Arabayı çalıştırınca buradan uzaklaşacağım için rahatladım. "Ne oldu?" Omuz silktim. "Babam ve boş çabası" Kafa salladı. "Beni niye istemedin?"

Gaza basınca araba aniden hızlandı. "Çünkü onunla baş başa konuşup artık net olduğumu beynine sokmak istedim ama sanırım yine olmadı" gülünce bedeni sarsıldı. "Babanın fikirlerini değiştirmeyeceğini ben bile anladım"
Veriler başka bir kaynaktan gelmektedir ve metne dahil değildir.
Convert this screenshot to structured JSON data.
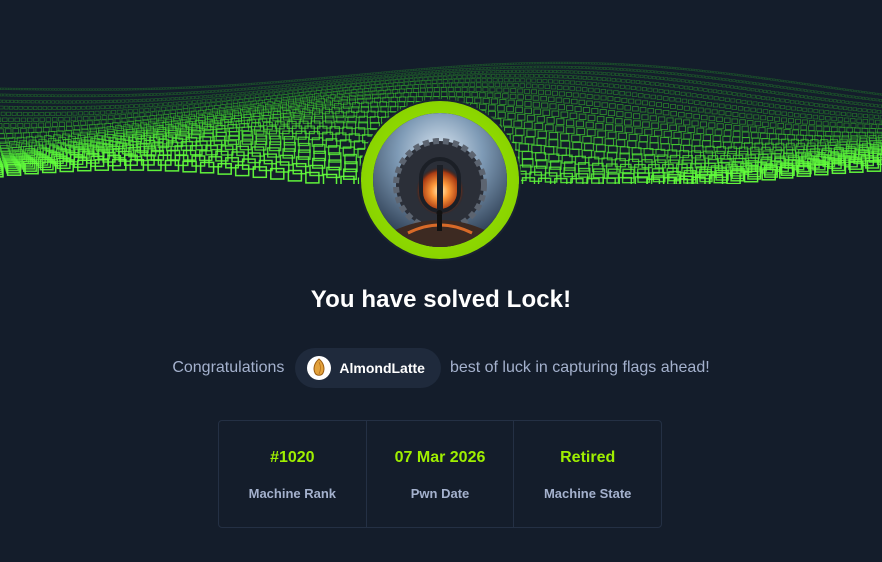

Haklıydı. Hiç konuşmamalarına rağmen benden daha fazla şey biliyordu. Mesela yeni olacak karısının da onu aldatması gibi.

Bunu benden 1 ay önce öğrenmişti. Ama bana söylemedi. Ya da ben öğrenmek istemedim bilmiyorum.

"Aman neyse ne hiç konuşmayalım şunları" ve yolun geri kalanında hiç ses çıkmadı.

*****
"Ee güzel kız" Yoongi salona girip dibime oturdu. "Ne var yine?" Yumuşak bir şekilde söyledim ama alınmıştı. "Ne var mı?"

Geri çekilip tepki verdi. Gülerek bu sefer ben yaklaştım. "Ya tamam ne oldu söyle"

"Diyorum ki" Elini saçlarıma atıp oynamaya başladı. "Çocuk" Gülümsedi. Normal gülümseme değildi ama

"Ne çocuğu be" tepkisi değişmedi. "Bizim"  Derin bir nefes aldım. "Yoongi bu konuları konuştuk" hevesi gidince geri çekildi. "İyi"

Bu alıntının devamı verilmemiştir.